Als er bereits in seinen Zwanzigerjahren stand, war die Quantentheorie das große Thema in der Naturwissenschaft. Also beschloss er, seine Doktorarbeit über dieses zentrale Rätsel zu schreiben. War es möglich, dass Dinge im Universum weder Teilchen noch Welle waren und diese Erscheinungsformen nur annahmen, je nachdem, welches Experiment wir durchführten? Sprangen Elektronen und Photonen irgendwie zwischen diesen beiden Zuständen hin und her? Waren unsere schwachen Schimpansengehirne überhaupt in der Lage, mit dem zurechtzukommen, was die Natur auf der Quantenebene wirklich tut?
Wenn wir uns Wellen vorstellen, können wir anhand ihrer Frequenz (wie viele Wellen pro Sekunde auf Sie treffen) und ihrer Wellenlänge (wie weit entfernt jeder Wellengipfel vom anderen ist) berechnen, wie viel Energie sie mit sich führen.
Da wir ebenfalls die Energie eines sich bewegenden Teilchens anhand seiner Masse und Geschwindigkeit berechnen können, stellte de Broglie folgende Frage: Warum sollte man diese beiden Energien nicht gleichsetzen? Wenn wir die Eigenschaften von etwas im Sinne eines Teilchens kennen, können wir seine Energie berechnen und unser Gehirn dann umschalten, um es uns als Welle vorzustellen, deren Energie wir gerade berechnet haben. Energie dient als Übersetzungseinheit zwischen der Wellen- und Teilchenphysik.
Ursprünglich stieß dieser Vorschlag auf Skepsis. Sollten wir ernsthaft sagen, dass jedes Teilchen eine Wellenlänge und jede Welle eine Masse besitzt? Zum Glück für de Broglie gefiel diese Idee Albert Einstein sehr, und er begann sie in seinen Vorlesungen zu befürworten (was nie schadet).
Der Ansatz de Broglies besagt, dass man jedes beliebige Teilchen nehmen und seine mit ihm »verknüpfte Wellenlänge« berechnen kann. Sobald man das getan hat, kann man einen Doppelspalt geeigneter Größe konstruieren und das Teilchen darauf schießen, was auf der anderen Seite ein Interferenzmuster erzeugt. Auch wenn wir vielleicht nicht in der Lage sind, uns visuell vorzustellen, wie etwas gleichzeitig ein Teilchen und eine Welle sein kann, können wir doch gewiss Berechnungen mit ihnen vornehmen und zuverlässige Daten erhalten.

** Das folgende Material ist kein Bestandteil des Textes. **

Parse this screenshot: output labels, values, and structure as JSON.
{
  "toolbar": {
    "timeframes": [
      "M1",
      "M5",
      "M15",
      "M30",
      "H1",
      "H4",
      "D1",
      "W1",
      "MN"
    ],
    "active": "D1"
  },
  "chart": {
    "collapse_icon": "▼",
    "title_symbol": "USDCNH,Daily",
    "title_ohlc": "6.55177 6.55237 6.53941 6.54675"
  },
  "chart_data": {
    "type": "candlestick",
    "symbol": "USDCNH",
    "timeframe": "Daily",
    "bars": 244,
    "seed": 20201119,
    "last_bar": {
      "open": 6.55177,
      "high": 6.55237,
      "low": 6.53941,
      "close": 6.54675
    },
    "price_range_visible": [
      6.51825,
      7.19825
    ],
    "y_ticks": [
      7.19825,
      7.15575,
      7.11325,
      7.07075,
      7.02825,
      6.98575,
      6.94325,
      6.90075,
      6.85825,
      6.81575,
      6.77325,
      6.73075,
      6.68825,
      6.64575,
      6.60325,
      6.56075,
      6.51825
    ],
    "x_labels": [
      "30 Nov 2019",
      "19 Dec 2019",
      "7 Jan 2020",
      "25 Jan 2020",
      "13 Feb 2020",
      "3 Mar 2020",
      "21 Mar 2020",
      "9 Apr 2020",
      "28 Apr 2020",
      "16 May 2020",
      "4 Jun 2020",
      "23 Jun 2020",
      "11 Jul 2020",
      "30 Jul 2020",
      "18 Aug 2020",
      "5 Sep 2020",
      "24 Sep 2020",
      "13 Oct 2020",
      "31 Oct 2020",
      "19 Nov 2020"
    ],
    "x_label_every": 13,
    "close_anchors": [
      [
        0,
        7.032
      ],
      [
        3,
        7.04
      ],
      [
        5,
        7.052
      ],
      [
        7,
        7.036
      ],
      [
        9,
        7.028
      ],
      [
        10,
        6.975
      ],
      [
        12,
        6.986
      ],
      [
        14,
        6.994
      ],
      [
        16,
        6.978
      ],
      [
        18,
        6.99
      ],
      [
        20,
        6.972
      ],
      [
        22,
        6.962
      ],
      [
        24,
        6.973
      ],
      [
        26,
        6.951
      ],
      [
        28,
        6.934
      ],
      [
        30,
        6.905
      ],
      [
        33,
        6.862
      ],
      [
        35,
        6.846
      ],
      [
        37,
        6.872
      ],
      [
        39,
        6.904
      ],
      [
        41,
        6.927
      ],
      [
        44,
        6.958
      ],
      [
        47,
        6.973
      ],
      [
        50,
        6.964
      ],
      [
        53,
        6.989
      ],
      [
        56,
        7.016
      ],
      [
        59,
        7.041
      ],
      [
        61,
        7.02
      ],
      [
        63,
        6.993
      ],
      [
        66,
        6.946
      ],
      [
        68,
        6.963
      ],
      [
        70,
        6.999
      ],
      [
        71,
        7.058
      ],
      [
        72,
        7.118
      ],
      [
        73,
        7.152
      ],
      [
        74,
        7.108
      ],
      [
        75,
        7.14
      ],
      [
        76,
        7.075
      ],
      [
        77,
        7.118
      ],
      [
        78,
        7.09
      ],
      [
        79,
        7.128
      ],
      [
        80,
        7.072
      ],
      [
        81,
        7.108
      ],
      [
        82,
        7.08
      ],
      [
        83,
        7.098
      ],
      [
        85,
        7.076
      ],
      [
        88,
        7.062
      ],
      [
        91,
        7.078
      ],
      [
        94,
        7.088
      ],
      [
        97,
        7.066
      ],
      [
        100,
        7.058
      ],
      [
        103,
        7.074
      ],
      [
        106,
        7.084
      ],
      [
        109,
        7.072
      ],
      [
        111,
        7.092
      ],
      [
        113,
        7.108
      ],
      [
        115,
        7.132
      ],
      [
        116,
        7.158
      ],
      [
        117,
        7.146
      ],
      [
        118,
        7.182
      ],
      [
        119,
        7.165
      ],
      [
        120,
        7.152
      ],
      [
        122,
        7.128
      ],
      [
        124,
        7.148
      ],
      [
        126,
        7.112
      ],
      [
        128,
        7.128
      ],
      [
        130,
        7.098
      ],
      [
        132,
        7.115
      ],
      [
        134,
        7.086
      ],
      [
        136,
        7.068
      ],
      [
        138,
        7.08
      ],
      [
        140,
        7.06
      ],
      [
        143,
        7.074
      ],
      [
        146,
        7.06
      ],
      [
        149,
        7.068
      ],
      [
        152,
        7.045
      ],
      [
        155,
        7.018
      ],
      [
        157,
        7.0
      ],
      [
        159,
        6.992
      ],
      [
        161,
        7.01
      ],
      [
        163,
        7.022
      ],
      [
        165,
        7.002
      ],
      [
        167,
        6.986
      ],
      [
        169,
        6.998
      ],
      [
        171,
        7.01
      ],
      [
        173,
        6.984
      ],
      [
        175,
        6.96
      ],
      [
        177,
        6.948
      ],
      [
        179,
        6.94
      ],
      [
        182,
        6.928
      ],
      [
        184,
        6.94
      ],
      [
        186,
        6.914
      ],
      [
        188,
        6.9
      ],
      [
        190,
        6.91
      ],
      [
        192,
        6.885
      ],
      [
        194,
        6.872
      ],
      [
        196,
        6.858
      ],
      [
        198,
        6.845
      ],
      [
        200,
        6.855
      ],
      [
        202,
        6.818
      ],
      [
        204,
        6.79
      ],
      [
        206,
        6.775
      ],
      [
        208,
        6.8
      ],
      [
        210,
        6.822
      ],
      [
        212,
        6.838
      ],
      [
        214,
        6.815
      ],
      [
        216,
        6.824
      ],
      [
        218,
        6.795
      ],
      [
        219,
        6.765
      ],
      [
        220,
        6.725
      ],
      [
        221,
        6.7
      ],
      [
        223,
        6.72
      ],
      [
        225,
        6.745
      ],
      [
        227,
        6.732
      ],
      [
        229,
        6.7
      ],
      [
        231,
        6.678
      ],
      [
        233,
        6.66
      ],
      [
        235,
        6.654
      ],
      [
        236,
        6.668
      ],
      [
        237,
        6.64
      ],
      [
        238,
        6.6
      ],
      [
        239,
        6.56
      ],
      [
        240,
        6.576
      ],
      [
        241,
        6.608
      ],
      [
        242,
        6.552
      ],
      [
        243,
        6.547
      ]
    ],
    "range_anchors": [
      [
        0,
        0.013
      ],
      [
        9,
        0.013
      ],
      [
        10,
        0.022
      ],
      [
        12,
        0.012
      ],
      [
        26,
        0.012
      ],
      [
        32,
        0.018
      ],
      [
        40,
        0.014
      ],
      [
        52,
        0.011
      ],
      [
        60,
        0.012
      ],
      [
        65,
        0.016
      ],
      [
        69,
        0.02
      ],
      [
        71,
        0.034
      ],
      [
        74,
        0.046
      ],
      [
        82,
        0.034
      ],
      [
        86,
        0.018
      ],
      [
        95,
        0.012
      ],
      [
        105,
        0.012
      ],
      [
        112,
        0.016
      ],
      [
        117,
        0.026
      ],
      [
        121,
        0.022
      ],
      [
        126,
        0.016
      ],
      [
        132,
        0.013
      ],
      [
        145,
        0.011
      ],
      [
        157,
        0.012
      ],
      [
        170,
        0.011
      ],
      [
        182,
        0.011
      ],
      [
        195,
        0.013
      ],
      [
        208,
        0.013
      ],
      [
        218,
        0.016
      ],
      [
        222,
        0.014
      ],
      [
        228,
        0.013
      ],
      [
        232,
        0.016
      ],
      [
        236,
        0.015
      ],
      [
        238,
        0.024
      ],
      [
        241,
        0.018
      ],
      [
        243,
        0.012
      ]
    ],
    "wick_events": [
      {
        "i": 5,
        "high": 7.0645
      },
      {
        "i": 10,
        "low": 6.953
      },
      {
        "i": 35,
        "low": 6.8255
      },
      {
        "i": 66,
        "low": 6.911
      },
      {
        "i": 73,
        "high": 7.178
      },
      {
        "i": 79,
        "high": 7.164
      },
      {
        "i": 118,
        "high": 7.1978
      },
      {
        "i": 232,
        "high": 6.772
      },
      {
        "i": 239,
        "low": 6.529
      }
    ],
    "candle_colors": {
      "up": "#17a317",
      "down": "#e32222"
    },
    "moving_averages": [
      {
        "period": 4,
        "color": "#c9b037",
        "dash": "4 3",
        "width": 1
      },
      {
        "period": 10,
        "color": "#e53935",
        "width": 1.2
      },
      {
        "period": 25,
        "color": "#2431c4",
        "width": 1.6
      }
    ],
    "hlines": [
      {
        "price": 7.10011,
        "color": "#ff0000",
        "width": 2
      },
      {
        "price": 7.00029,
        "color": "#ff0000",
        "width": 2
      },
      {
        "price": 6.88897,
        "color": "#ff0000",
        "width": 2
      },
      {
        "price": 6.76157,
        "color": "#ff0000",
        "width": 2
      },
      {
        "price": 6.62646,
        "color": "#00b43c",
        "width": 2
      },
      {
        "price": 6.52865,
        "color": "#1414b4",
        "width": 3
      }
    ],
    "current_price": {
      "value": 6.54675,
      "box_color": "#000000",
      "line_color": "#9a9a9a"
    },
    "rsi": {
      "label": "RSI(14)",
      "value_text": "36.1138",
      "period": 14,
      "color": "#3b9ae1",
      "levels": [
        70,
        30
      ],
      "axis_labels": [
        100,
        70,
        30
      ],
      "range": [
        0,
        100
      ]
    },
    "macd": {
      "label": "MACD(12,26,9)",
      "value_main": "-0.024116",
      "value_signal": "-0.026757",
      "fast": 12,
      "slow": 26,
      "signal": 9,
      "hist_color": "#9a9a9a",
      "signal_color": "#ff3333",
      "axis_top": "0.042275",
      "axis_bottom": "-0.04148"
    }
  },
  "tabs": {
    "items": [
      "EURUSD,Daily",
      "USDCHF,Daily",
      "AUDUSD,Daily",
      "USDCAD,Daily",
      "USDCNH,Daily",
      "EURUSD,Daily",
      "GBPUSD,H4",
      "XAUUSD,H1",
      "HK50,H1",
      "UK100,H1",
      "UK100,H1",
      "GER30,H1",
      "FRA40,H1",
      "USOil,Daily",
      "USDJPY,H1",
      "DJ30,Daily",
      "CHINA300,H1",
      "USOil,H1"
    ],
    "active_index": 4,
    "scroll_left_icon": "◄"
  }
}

Und das funktioniert auch. Im Jahr 1944 benutzte Ernest Wollan de Broglies Theorie, um Neutronen, die Tausende Male schwerer als Elektronen sind, durch ein Kochsalzkristall abzulenken.18 Protonen können ebenfalls auf dieselbe Weise abgelenkt werden, obwohl es überraschenderweise keine Aufzeichnungen darüber gibt, wer dieses Experiment als Erster durchführte. Im Rückblick hätte ich wahrscheinlich in jenem Bewerbungsschreiben für die Uni nicht behaupten sollen, dass ich es war.